Clean TeQ’s CEO Peter Voight says that the resin can also come in contact with slurry during leaching, for metal extraction using the continuous resin-in-leach (cRIL) process, and says that sometimes, cRIL yields higher leach-recovery rates when leaching lixiviants are reduced.
He says that “this process is especially applicable to gold-bearing ores that contain preg-robbing components.”
Voight says that developing resin-based technology “opens up a raft of possible resource plays that have been deemed uneconomic based on conventional technology, such as leach–CCD–SX,” adding that resin-in-pulp technology can extract, concentrate and purify metals using intensive and cost-effective steps, which “can change the investment proposition in base, precious and strategic metals.”
The technology is strongest in lower-grade oxide ores, such as gold, copper, cobalt, uranium and other polymetallic deposits.
The company is expanding its reach in the resource business and has announced that it plans to fully acquire the Leigh Creek copper mine (LCCM) from Phoenix Copper (ASX: PNX).

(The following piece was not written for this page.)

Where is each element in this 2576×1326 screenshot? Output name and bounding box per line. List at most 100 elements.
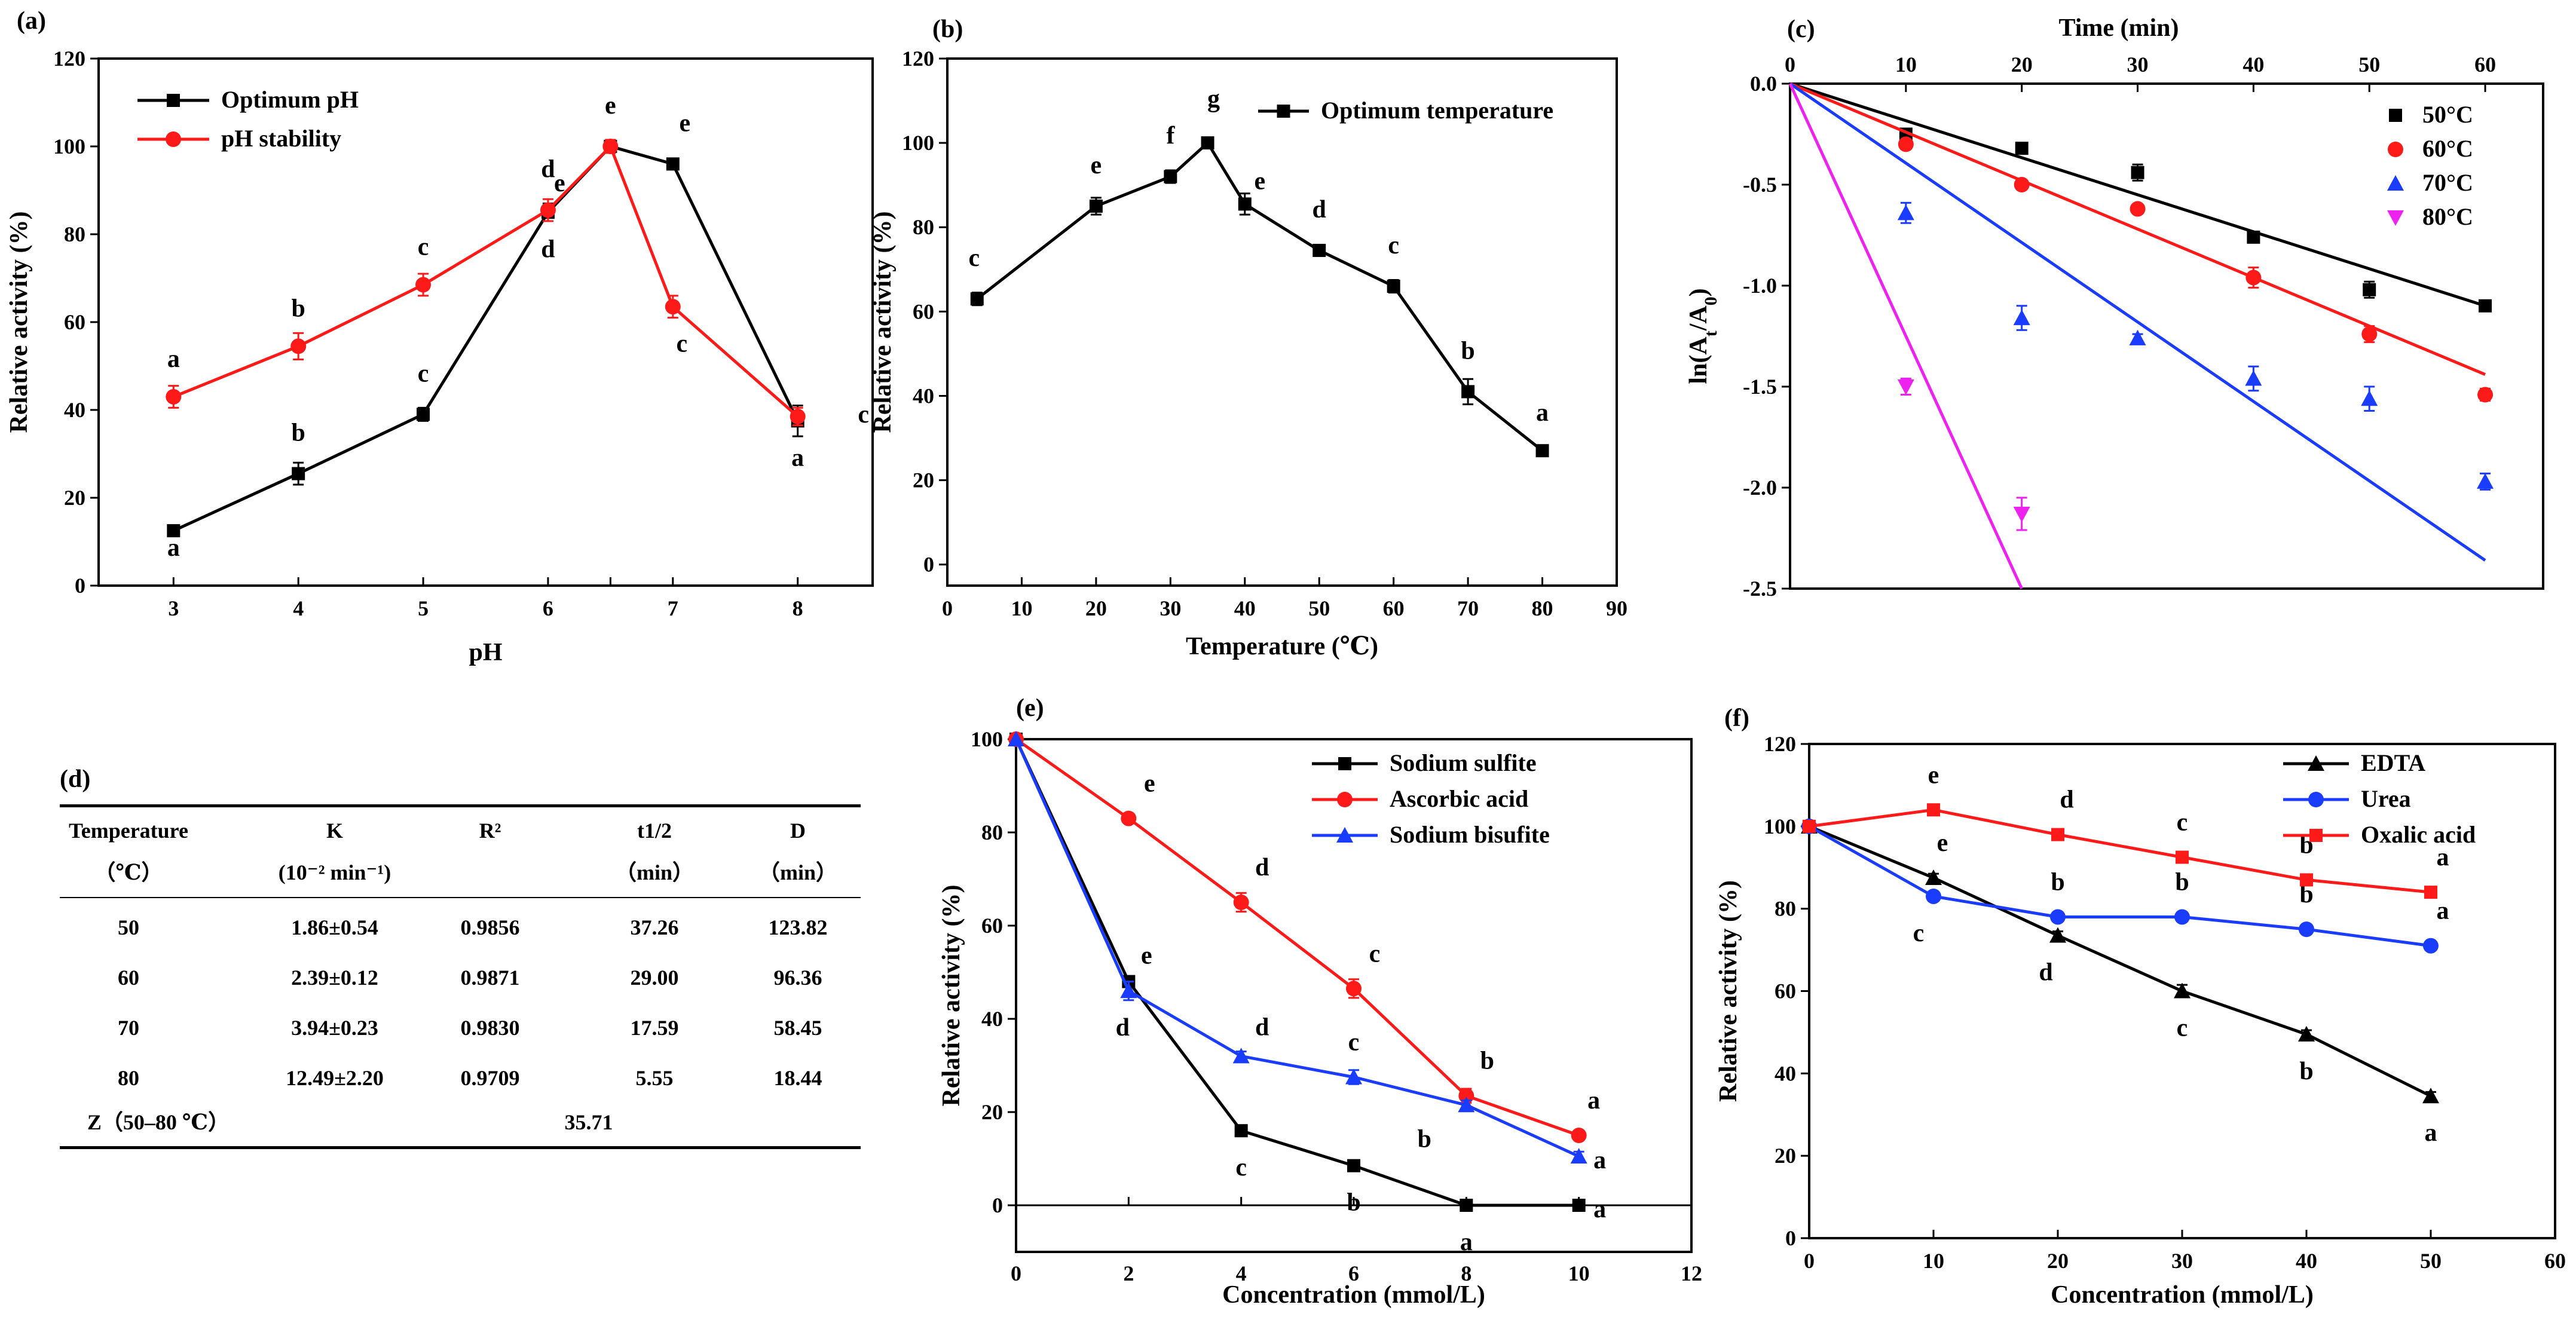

After test work, Clean TeQ plans to restart operations at the mine using its cRIP technology.
LCCM’s assets include the Mountain of Light copper mine in South Australia, 120 km east of Olympic Dam, and all of the mine’s related infrastructure. Operations at the Mountain of Light mine were stopped in 2011 “after the heap-leach flow sheet failed to produce an economically viable performance.”
In its prime, the mine produced 400 tonnes of copper cement. The mine has a Joint Ore Reserves Committee-compliant resource of 2.18 million tonnes of ore grading 0.9% copper, for a total 19,600 tonnes of contained copper.
The mine is on care and maintenance, with infrastructure comprising heap-leach facilities, such as leach pads and PLS ponds, a copper cement-processing facility, power and water connections, and wet and dry analytical laboratories.
Clean TeQ is also developing scandium recovery.